In some places it's only legal for the landlords to increase the rent by so much, and they can only do it so often. Maybe check with a tenants' rights group and see if that's the case where you are?

(no subject)

Date: 2012-07-07 02:45 pm (UTC)
vass: Small turtle with green leaf in its mouth (Default)
From: [personal profile] vass
I live in Melbourne, Australia. There's a huge housing bubble here, and in most of the other state capitals. It's gotten to the point where the public housing list has stopped adding non-crisis people to the list, and the crisis list has a ten year wait. And for people buying a home, suppose it was a first home for a young couple or something, that'd be $200K if they're lucky, but more likely $400K. And that's not just selected areas, that's within a two hour radius of the city centre.
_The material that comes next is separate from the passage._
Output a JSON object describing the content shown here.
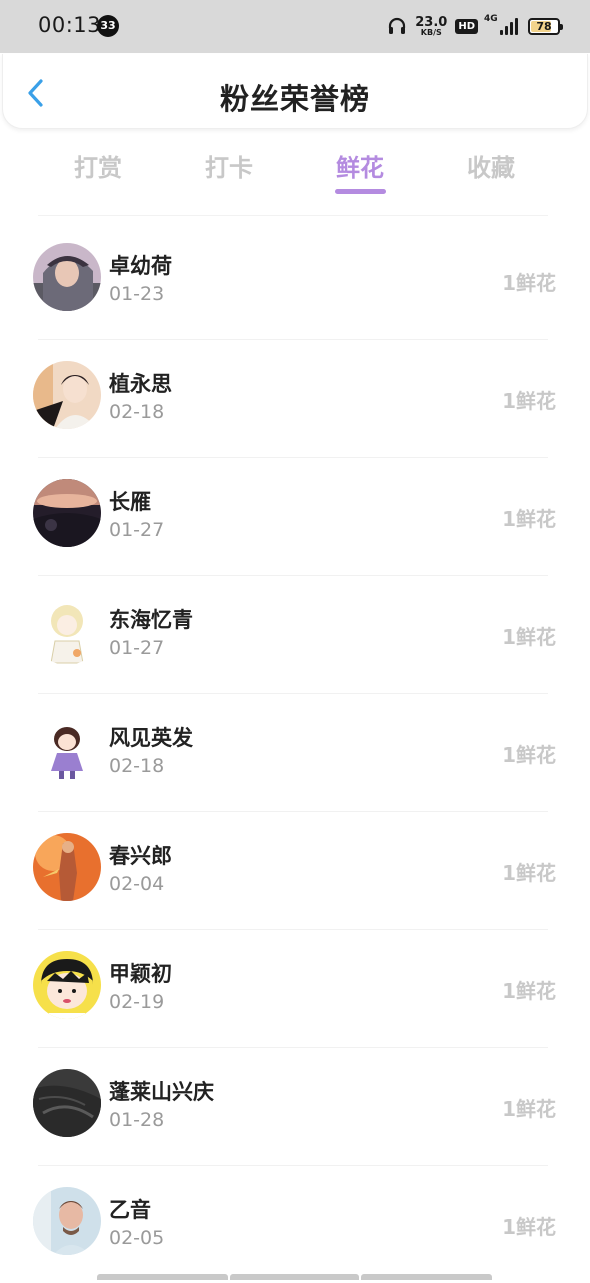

I know the US's housing crisis is much worse in the other direction, but I nearly cried when I saw that news item about the fourteen-year-old girl who bought a house with her pocket money.

(no subject)

Date: 2012-07-06 03:50 pm (UTC)
jenett: Big and Little Dipper constellations on a blue watercolor background (Default)
From: [personal profile] jenett
Certainly not typical in my experience. (I've rented apartments near Boston, in Minnesota, and now in Maine, from both private individuals and property management companies.)

My rate increases have been more on the line of 5% at the high end, and noticeably less than that most years. The couple of times it's been 5%, there's usually been a specific reason for it: they'd been holding rents low for several years during a bad time in the local rental market and it's strengthened again, they'd made some renovations that made it a more pleasant place to live, that kind of thing.

For people looking for a mortgage, the general recommendation for payment + insurance + related expenses is 35% of net, which is a decent starting place even if you're renting.

To give you a little context:
I'm about to move into a place that's $475/month or about 21% of my net (which is not huge, I should say!) for rent, plus about another $30 a month for electric (everything else is part of my rent) - but I'm living in rural New England.

When I was living in Minnesota, I was paying about $750 including heat/electric/etc. at my last place, which was (with a somewhat higher salary most of that time) about 25% of my net.

(no subject)

Date: 2012-07-06 07:09 pm (UTC)
foxfirefey: A wee rat holds a paw to its mouth. Oh, the shock! (myword)
From: [personal profile] foxfirefey
They way you describe it, the apartment complex isn't rising rates 10-12% every year--it's once in the four years you've been there, which is closer to 3% a year. It's still a hard thing to swallow, but you should look around the area and see what the market rate for your type of apartment is. Rents have been rising most everywhere in the US, at least.

(no subject)

Date: 2012-07-07 12:41 am (UTC)
panda: drawing of a panda sitting in a tea cup which has fallen over on its side (Default)
From: [personal profile] panda
3% increase per year is what I experienced when I rented at a couple different places from 05-09. If your rent actually stayed the same for the previous 4 years, that is unusual to me. But if it has actually been a 10% increase /each/ year, then that does seem excessive.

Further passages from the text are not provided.